第42話 賢者の力の源
パラリ、パラリとページをめくる音だけが響く部屋。
「フィリップ、聞きたいことがあるんだけど」
そう言って、読みかけの本を閉じる。
「賢者についてですね」
常に側にいるフィリップ。
私が見ていた本でだいたいの予想は付いているようだ。
「賢者の力、その源は何?」
アッシーの言っていたこと。
賢者の力を使い過ぎると寿命を早めるとはどういうことなのだろうか。
魔力を諦めて得た力。
それが賢者の力と思っていたが、何かが違う気がする。
「賢者の力もまた、魔力の一つです」
静かに語るフィリップ。
賢者となる資格とは光と闇の魔力を持つ者だという。
作物にしろ、技術にしろ、習得するためには、記録作業が必要になる。
その記録作業に欠かせないのが光と闇の魔力。
しかしこの2つの要素は微弱。
四大元素の魔力に消されてしまうほどだという。
しかし強力な四大元素の魔力を持つ者の中にしか光と闇の魔力は生まれないそうだ。
そのため、賢者として光と闇の魔力を使うのであれば、四大元素の魔力は封じなければならないという。
魂に有する四大元素の魔力。
器である肉体にはこれらの力が漏れないように封をする。
光と闇の魔力を使えば、比例して四大元素の魔力が増す。
しかし外に出ることができないその魔力は魂に溜まっていく。
やがて限界が来て、魂に保有しきれない程になったとき、賢者の寿命が来るという。
「なるほど、それで力の使い過ぎは寿命を早めるか」
魔力が無いわけではないらしい。
ただ使えないだけで。
あれ、でも……
「私の内に溜まった魔力を外に出せばいいんじゃないの?」
前世の物語には、魔力をためておく宝石とか、魔道具とかいろいろあった。
そういうのに私の魔力を閉じ込めて、誰かに使ってもらえばいいのではないのか。
そうすれば私の内にある魔力は定期的に抜けるので、限界とか関係なくなる。
「ここにそういうアイテムの作り方とかありそうだけど」
私の提案にフィリップが驚いた顔をしている。
え、ウソ、まさか、今の今まで、その可能性に気付かなかったとか?
「そういう考えがあったのですね」
本当に気付かなかったようだ。
賢者って知恵の象徴でしょう?
なんでこんなことに気付かないの?
「それでしたら、確かこの辺りに……」
魔道具の棚から数冊の本を取り出して、何かを探すフィリップ。
探すこと数分。
フィリップがあるページを開いた本を差し出してきた。
「肉体には封印がされているので、ユスト様は魂だけの存在である、この場所で試す必要があります」
そういえばそうだなと、出されたページを見る。
「結構大がかりそうだけど、ここでやって大丈夫?」
図書館というだけあって、周囲は本がいっぱいだ。
こんなところで魔法を使ったら、大惨事にならないだろうか。
「次にいらっしゃる時までに、専用の部屋をご用意いたしましょう」
そう答えるフィリップが楽しそうだ。
「ユスト様が提案してくださったこと。
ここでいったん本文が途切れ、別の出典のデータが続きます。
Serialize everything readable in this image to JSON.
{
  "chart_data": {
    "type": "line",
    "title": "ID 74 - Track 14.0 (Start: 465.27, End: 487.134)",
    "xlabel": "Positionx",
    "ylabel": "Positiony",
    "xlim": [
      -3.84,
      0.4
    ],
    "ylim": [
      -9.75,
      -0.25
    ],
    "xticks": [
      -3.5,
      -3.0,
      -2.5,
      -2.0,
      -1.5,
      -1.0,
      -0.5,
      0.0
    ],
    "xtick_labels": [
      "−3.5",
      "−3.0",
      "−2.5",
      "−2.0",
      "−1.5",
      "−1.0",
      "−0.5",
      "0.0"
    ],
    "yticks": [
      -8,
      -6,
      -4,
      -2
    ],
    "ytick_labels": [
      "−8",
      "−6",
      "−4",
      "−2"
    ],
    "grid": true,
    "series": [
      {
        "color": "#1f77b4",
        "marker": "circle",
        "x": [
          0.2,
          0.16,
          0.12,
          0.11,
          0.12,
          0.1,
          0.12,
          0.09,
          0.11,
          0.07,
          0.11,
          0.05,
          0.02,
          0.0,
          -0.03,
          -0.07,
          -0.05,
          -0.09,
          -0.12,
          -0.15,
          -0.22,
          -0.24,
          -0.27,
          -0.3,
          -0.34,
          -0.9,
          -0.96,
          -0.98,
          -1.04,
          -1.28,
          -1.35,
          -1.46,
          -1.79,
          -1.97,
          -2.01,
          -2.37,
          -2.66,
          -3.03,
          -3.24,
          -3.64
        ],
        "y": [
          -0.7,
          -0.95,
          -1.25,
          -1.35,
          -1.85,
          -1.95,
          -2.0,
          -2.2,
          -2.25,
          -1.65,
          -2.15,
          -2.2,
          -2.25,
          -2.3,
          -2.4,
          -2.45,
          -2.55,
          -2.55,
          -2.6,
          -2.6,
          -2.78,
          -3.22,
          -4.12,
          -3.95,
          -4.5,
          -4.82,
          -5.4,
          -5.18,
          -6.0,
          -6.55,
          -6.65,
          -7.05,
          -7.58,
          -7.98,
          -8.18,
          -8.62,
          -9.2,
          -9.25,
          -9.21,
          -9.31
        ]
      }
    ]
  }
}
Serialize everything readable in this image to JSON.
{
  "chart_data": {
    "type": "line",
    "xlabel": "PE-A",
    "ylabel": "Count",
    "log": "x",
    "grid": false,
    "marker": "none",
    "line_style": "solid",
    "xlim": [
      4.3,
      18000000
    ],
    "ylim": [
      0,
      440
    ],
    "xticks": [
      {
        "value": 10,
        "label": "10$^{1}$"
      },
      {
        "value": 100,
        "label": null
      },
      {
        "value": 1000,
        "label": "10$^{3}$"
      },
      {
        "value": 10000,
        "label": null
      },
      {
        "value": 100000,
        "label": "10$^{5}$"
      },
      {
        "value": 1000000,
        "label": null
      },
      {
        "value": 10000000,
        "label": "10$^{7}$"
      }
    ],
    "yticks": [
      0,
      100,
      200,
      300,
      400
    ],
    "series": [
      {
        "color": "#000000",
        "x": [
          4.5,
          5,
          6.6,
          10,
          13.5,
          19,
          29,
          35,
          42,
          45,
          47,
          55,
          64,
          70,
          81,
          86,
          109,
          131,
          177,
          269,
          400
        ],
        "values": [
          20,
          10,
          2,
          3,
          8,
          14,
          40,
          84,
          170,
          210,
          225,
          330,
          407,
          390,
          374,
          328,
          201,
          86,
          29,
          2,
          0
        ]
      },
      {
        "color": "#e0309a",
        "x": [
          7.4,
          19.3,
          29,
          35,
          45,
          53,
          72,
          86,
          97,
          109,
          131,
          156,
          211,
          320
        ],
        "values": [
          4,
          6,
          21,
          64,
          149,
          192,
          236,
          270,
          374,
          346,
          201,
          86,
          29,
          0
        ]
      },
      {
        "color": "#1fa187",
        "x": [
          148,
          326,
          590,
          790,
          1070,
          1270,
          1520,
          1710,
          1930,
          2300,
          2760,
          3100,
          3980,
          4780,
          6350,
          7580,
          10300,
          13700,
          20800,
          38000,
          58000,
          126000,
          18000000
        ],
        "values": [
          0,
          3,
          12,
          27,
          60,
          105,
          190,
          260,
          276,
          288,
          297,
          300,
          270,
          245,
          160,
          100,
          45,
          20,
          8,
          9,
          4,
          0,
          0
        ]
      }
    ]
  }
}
未来の賢者様にとっても希望となりうるかもしれません。管理者として、その手助けをさせていただくこと、うれしく思います」
フィリップにとって賢者とは大切な存在で、賢者が力を使う度に寿命を削るのは辛いことだったと告白する。
賢者の役割は知識を広めること。
その源について語れば、賢者は役割を放棄しかねない。
だから賢者から聞かれるまで、その力の源について話すことを禁じられているそうだ。
その解決策が見えてきたのだから、フィリップのやる気が半端ない。